Right across from Bir & Fud is Manuele’s place called Ma Che Siete Venuti A Fà, known locally as Macchè. It’s impossible to translate the name, but it means something like “what the hell did you come here for?” He travels all over the world to taste beer and has the biggest, most impressive artisanal beer selection with Italian beers and beers from outside Italy. On Sunday mornings, it plays the soccer. It only serves beer. No other drinks. If you ask for Coca-Cola, they’ll beat you up and kick you out. It’s such a fun place. It’s become famous all over the world and has been awarded the number one beer places in the world. He’s one of the top references for beer. That’s somewhere I like going to after service. Last month, it happened three times. It’s just a three-minute walk from the restaurant.
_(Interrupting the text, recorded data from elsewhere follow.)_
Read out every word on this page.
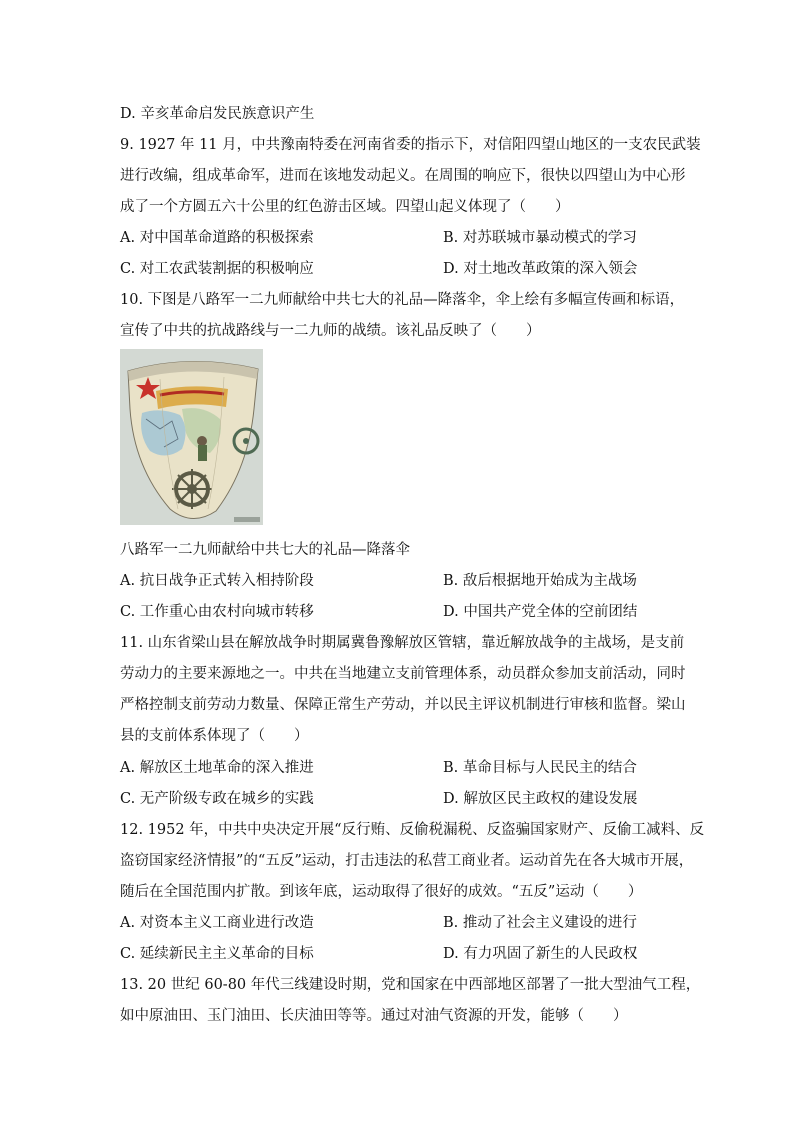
D. 辛亥革命启发民族意识产生
9. 1927 年 11 月，中共豫南特委在河南省委的指示下，对信阳四望山地区的一支农民武装
进行改编，组成革命军，进而在该地发动起义。在周围的响应下，很快以四望山为中心形
成了一个方圆五六十公里的红色游击区域。四望山起义体现了（　　）
A. 对中国革命道路的积极探索	B. 对苏联城市暴动模式的学习
C. 对工农武装割据的积极响应	D. 对土地改革政策的深入领会
10. 下图是八路军一二九师献给中共七大的礼品—降落伞，伞上绘有多幅宣传画和标语，
宣传了中共的抗战路线与一二九师的战绩。该礼品反映了（　　）
八路军一二九师献给中共七大的礼品—降落伞
A. 抗日战争正式转入相持阶段	B. 敌后根据地开始成为主战场
C. 工作重心由农村向城市转移	D. 中国共产党全体的空前团结
11. 山东省梁山县在解放战争时期属冀鲁豫解放区管辖，靠近解放战争的主战场，是支前
劳动力的主要来源地之一。中共在当地建立支前管理体系，动员群众参加支前活动，同时
严格控制支前劳动力数量、保障正常生产劳动，并以民主评议机制进行审核和监督。梁山
县的支前体系体现了（　　）
A. 解放区土地革命的深入推进	B. 革命目标与人民民主的结合
C. 无产阶级专政在城乡的实践	D. 解放区民主政权的建设发展
12. 1952 年，中共中央决定开展“反行贿、反偷税漏税、反盗骗国家财产、反偷工减料、反
盗窃国家经济情报”的“五反”运动，打击违法的私营工商业者。运动首先在各大城市开展，
随后在全国范围内扩散。到该年底，运动取得了很好的成效。“五反”运动（　　）
A. 对资本主义工商业进行改造	B. 推动了社会主义建设的进行
C. 延续新民主主义革命的目标	D. 有力巩固了新生的人民政权
13. 20 世纪 60-80 年代三线建设时期，党和国家在中西部地区部署了一批大型油气工程，
如中原油田、玉门油田、长庆油田等等。通过对油气资源的开发，能够（　　）
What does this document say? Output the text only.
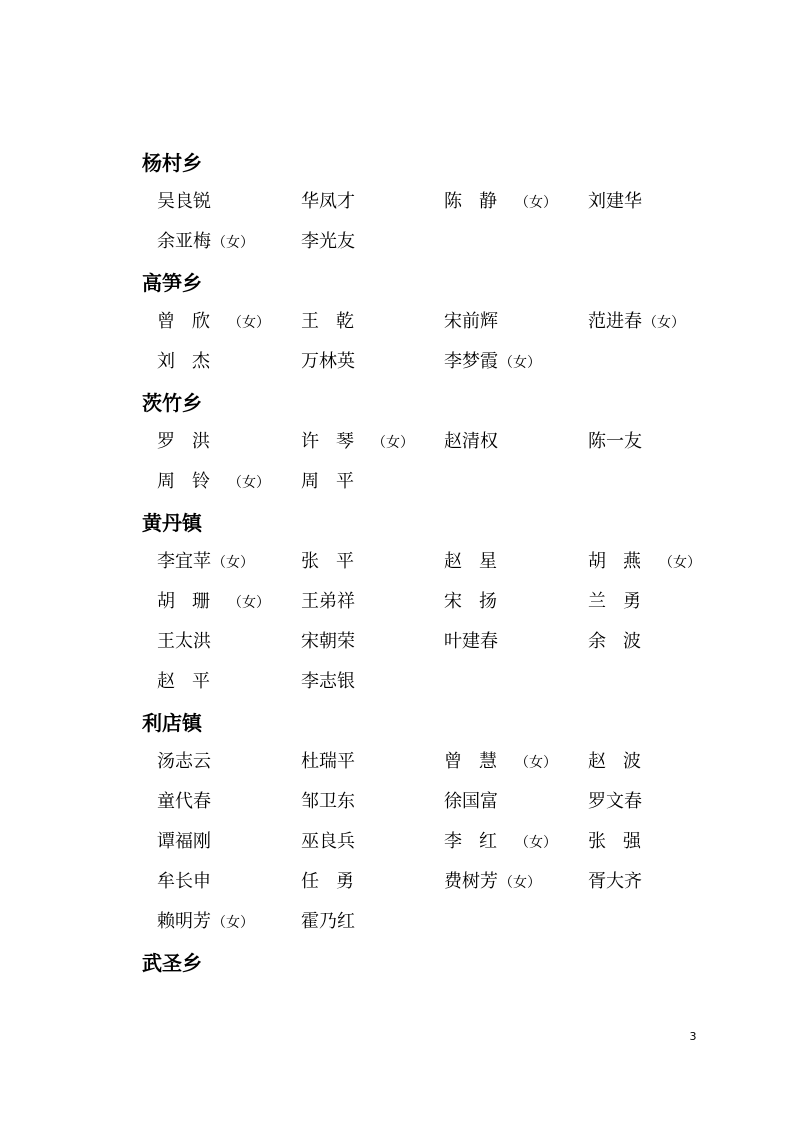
杨村乡
吴良锐	华凤才	陈静（女） 刘建华
余亚梅（女）	李光友
高笋乡
曾欣（女） 王乾	宋前辉	范进春（女）
刘杰	万林英	李梦霞（女）
茨竹乡
罗洪	许琴（女） 赵清权	陈一友
周铃（女） 周平
黄丹镇
李宜苹（女）	张平	赵星	胡燕（女）
胡珊（女） 王弟祥	宋扬	兰勇
王太洪	宋朝荣	叶建春	余波
赵平	李志银
利店镇
汤志云	杜瑞平	曾慧（女） 赵波
童代春	邹卫东	徐国富	罗文春
谭福刚	巫良兵	李红（女） 张强
牟长申	任勇	费树芳（女）	胥大齐
赖明芳（女）	霍乃红
武圣乡
3
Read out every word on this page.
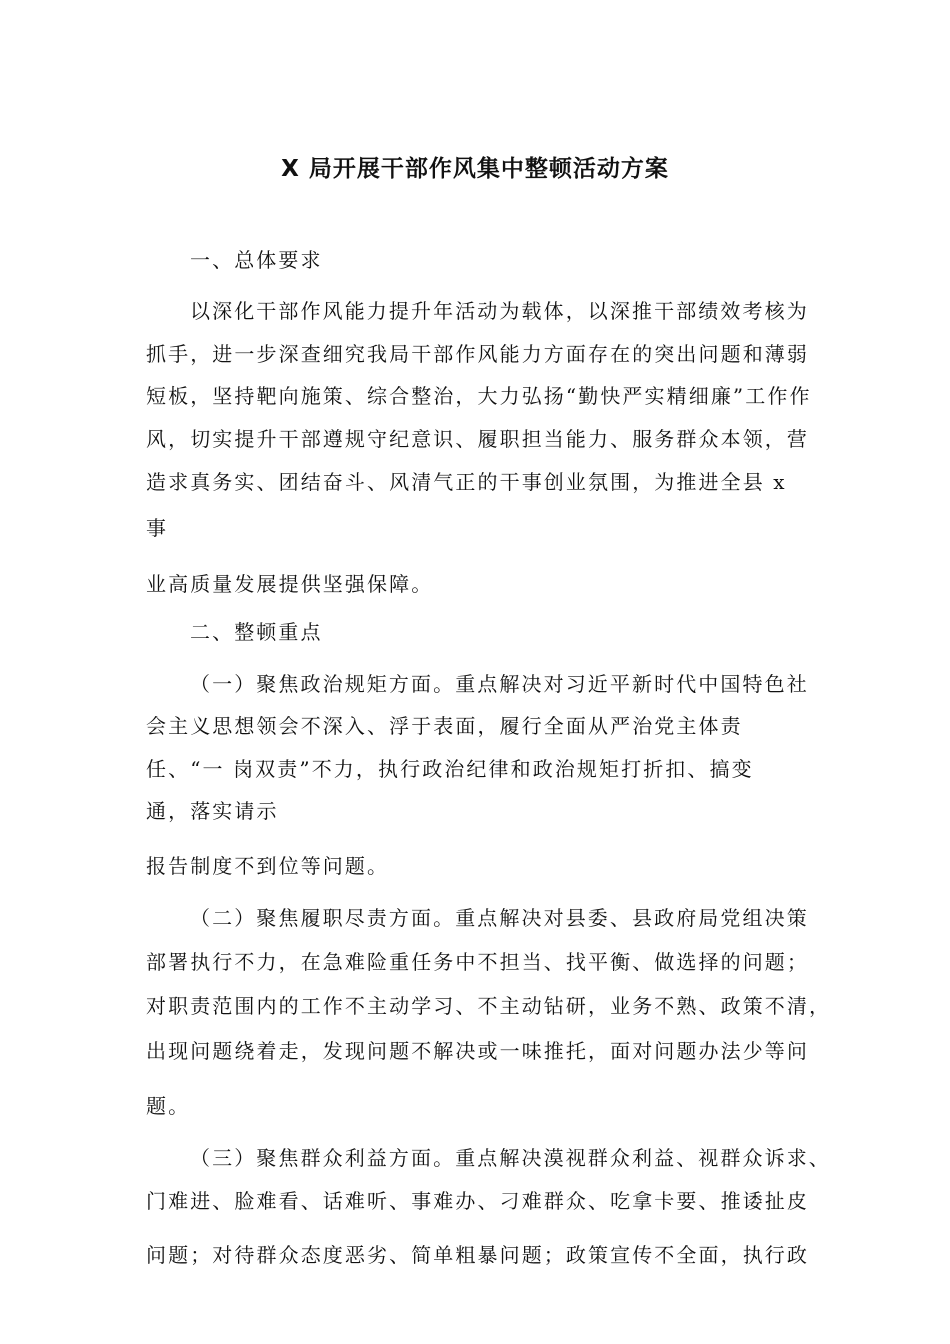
X 局开展干部作风集中整顿活动方案
一、总体要求
以深化干部作风能力提升年活动为载体，以深推干部绩效考核为
抓手，进一步深查细究我局干部作风能力方面存在的突出问题和薄弱
短板，坚持靶向施策、综合整治，大力弘扬“勤快严实精细廉”工作作
风，切实提升干部遵规守纪意识、履职担当能力、服务群众本领，营
造求真务实、团结奋斗、风清气正的干事创业氛围，为推进全县 x
事
业高质量发展提供坚强保障。
二、整顿重点
（一）聚焦政治规矩方面。重点解决对习近平新时代中国特色社
会主义思想领会不深入、浮于表面，履行全面从严治党主体责
任、“一 岗双责”不力，执行政治纪律和政治规矩打折扣、搞变
通，落实请示
报告制度不到位等问题。
（二）聚焦履职尽责方面。重点解决对县委、县政府局党组决策
部署执行不力，在急难险重任务中不担当、找平衡、做选择的问题；
对职责范围内的工作不主动学习、不主动钻研，业务不熟、政策不清，
出现问题绕着走，发现问题不解决或一味推托，面对问题办法少等问
题。
（三）聚焦群众利益方面。重点解决漠视群众利益、视群众诉求、
门难进、脸难看、话难听、事难办、刁难群众、吃拿卡要、推诿扯皮
问题；对待群众态度恶劣、简单粗暴问题；政策宣传不全面，执行政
Appreciating Roman-Style Pizza

180g Pizzeria Romana is a really good place. The name comes from the weight of the dough used for making the pizza. It only makes Roman-style pizza. Roman-style is completely different from the Neapolitan-style: the dough is different, the temperature it’s cooked at is different, it’s thin, it’s not as thick. The cornicione – the part around the crust – is much thinner than Neapolitan pizzas. The pizza that I like very much is the cacio e pepe, I really like this. There’s also a spicy one with ‘nduja sausage with buffalo mozzarella, parmigiana and basil.  

The Italian Capital’s Green Bistro

Aromaticus is another place doing something new and different. When it first opened, it only had a couple of tables and was selling its own herbs, salads and cold food. Now it also has a very, very good selection of artisanal beer and kombucha and fermented stuff they do themselves. My son and I went there during the Christmas holiday. It’s open all day. In the kitchen, they serve very traditional food cooked with new techniques. We had deep-fried salt cod which is a typical dish in Roman cuisine but the breading was amazingly crunchy, totally dry and not oily. I was talking to the chef Nicolo Cini and said, “wow, you really did a number with this.” He told me he was working with a Japanese guy who said the secret was to use glutinous rice flour. He used it and it was just amazing. I was really impressed. He also uses very high-quality ingredients. The thing that I really like which is what I also do is that he gets all his vegetables and ingredients from Piazza San Cosimato.

Why Rome Is Home

My restaurant Glass Hostaria is a different counter-current restaurant. It was the first restaurant without tablecloths in Italy to be awarded a Michelin star. Trastevere is still the most traditional area in Rome: cacio e pepe, carbonara. Here it is. My restaurant is totally modern in style. It breaks the rules with a different kind of cuisine to the others that finds itself in the nest of tradition. Tourists aren’t the only people who eat dinner. Romans go out too and, sometimes, they want to have a different kind of food which is the reason they come to my restaurant. We serve a la carte dishes as well as three tasting menus. There is a vegetarian menu that, I’m very proud to say, we’ve been serving for five years; a traditional but not too traditional tasting menu; and then the creative menu.